Dans Une jeunesse italienne, il retrouve Sokuro, jeune Burkinabé de 25 ans rencontré quelques années auparavant, à l’occasion de son mariage au pays avec Nassira. Pour le jeune homme, cette union marque sa volonté de revenir aux traditions ancestrales, et de renouer avec sa culture d’origine. Pour la jeune femme, elle porte l’espoir du rêve européen, cet eldorado fantasmé par beaucoup, mais atteint par peu. Alors Sokuro se démène. Il travaille en usine, enchaîne les heures, épargne ses maigres revenus, les compte et les recompte avant de les envoyer au pays, vers sa future épouse, sans oublier de contribuer au fonctionnement du foyer familial en Italie, où son père peine à boucler les fins de mois et à financer l’éducation de son jeune frère. L’argent est le nerf de la guerre. Il s’insinue partout, s’invite dans la vie intime, sentimentale, familiale du jeune homme. Comment parler d’amour quand le fait de le vivre pleinement est conditionné par des contingences économiques quasiment impossibles à satisfaire ? Le travail et l’argent sont indispensables à la réalisation du bonheur des deux jeunes mariés. Ils sont le sésame d’un éventuel regroupement familial, mais aussi un besoin pour sauver les apparences là-bas, au Burkina.
Face à cette précarité, Sokuro se sent d’autant plus désemparé et privé de son agentivité que l’immigration première n’est pas de son fait. Il paie le lourd tribut du choix fait par ses parents quelques années auparavant. Il fait face à un autre phénomène récurrent, commun aux représentants de la deuxième génération de l’immigration, celui d’un déracinement qu’il n’a pas choisi, sans pour autant trouver une place satisfaisante dans son pays d’accueil, où la précarité reste son quotidien.
C’est à un compagnonnage au long cours que nous invite Mathieu Volpe.

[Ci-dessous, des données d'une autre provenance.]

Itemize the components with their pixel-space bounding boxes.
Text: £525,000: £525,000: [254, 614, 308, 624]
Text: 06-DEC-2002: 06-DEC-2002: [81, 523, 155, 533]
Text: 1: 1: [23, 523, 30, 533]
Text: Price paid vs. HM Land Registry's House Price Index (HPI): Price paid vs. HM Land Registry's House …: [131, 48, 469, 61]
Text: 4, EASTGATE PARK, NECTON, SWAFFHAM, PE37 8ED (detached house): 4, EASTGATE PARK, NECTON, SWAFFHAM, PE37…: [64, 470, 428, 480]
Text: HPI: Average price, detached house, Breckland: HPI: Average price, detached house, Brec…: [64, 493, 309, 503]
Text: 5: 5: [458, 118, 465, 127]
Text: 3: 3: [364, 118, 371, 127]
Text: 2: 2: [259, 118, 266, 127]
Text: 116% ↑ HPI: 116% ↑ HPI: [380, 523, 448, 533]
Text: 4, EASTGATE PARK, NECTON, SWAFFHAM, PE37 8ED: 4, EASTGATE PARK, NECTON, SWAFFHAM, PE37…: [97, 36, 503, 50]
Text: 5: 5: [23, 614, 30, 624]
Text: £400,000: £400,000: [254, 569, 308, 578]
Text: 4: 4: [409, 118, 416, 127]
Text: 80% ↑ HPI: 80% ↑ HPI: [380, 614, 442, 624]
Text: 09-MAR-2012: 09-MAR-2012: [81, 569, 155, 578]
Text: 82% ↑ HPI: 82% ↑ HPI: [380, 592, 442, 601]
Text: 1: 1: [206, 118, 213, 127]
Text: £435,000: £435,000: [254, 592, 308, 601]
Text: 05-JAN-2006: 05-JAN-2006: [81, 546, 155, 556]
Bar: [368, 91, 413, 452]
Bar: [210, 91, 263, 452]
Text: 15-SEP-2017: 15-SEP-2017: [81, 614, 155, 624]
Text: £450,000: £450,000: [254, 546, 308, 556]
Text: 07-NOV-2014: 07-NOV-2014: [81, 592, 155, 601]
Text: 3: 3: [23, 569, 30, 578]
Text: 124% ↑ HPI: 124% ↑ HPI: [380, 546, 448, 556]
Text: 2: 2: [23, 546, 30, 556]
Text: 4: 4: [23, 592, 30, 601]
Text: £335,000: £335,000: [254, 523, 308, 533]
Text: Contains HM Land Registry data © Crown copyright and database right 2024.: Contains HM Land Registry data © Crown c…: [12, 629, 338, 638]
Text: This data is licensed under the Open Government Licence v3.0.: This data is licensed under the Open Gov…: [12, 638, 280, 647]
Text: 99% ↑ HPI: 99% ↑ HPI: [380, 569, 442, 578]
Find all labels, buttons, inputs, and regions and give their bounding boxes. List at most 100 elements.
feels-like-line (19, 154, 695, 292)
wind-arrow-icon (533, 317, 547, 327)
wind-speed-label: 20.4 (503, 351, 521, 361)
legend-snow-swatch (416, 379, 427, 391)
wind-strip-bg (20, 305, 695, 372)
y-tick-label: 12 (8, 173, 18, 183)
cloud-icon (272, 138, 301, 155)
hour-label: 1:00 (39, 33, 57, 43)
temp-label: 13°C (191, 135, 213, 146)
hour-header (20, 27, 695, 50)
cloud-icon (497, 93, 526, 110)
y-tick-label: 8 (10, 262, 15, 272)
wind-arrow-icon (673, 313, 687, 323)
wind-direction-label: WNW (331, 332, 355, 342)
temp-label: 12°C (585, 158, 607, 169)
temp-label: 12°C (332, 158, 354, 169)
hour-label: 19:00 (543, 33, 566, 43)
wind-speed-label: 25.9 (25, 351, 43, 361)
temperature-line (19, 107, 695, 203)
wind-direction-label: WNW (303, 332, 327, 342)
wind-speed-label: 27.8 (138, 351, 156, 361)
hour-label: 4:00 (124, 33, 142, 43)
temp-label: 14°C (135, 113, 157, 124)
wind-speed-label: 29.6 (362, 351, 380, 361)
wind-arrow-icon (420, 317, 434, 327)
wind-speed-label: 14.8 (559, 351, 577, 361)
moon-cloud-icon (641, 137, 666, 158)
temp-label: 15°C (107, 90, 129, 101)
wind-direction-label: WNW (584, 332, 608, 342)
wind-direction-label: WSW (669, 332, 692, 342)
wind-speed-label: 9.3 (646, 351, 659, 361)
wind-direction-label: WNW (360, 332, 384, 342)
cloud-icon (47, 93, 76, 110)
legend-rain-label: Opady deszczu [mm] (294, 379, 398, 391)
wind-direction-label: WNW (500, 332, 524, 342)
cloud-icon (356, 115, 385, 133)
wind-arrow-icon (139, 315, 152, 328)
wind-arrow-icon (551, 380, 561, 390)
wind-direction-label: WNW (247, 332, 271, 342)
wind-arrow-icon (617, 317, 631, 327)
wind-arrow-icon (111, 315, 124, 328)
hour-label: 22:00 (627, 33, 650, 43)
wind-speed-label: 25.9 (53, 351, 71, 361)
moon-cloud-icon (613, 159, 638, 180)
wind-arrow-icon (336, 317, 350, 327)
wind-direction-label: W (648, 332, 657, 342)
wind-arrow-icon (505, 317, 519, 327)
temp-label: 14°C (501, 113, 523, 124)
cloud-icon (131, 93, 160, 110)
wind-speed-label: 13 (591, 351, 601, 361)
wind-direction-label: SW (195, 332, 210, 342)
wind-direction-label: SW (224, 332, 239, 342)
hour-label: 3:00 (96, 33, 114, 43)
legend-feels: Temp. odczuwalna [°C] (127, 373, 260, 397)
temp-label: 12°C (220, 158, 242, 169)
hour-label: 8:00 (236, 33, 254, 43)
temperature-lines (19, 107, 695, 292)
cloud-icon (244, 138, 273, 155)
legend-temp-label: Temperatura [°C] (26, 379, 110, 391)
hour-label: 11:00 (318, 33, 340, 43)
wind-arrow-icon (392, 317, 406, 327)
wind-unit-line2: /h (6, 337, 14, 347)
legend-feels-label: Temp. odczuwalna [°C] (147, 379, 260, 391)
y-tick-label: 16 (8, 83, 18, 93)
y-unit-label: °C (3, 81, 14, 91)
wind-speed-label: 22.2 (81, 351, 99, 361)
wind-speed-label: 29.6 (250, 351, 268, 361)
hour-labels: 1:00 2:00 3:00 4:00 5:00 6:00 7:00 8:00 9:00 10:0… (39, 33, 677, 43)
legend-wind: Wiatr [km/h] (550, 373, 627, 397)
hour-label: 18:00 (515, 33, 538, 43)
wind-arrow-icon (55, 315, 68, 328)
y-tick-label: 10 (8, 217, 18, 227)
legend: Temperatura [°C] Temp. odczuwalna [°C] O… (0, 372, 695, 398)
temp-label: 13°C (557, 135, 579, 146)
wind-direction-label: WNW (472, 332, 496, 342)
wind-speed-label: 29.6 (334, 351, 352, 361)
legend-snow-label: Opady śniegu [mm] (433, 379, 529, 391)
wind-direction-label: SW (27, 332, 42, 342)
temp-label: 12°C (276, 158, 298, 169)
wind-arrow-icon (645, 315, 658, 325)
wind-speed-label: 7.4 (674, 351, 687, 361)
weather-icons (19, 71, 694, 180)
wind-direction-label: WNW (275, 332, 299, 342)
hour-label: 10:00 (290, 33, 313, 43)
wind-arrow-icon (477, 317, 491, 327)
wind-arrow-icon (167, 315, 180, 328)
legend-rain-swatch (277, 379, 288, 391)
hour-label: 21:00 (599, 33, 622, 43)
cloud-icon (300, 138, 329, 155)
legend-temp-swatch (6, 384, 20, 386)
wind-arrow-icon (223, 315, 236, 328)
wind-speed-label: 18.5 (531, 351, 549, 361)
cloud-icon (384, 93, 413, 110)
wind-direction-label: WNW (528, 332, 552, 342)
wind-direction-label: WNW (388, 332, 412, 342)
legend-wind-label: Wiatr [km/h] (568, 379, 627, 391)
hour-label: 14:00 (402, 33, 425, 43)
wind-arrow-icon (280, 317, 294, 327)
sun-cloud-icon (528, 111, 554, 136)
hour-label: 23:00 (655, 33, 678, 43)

A travers quelques moments clés de l’histoire d’amour entre Sokuro et Nassira, il offre autre regard sur l’immigration économique, qui par la grâce de l’incarnation prend un tournant plus intime. Le regret, la nostalgie et le manque sont les corollaires trop souvent laissés dans l’ombre de ces exils menés à contrecoeur, par nécessité plus que par envie. En offrant des visages et des corps à un sujet d’actualité, en l’incarnant en prenant le temps d’en explorer la complexité, le cinéma documentaire permet d’approfondir la réflexion, et les aspirations contradictoires mais profondément humaines, et l’histoire de Sokuro et Nassira se superpose aux récits médiatiques pour les enrichir et les humaniser.
Une jeunesse italienne est produit par Replica Films (Belgique), en coproduction avec Supermouche Productions (France) et 5e6 SPRL (Italie). Le film sortira le 5 juillet prochain en Belgique.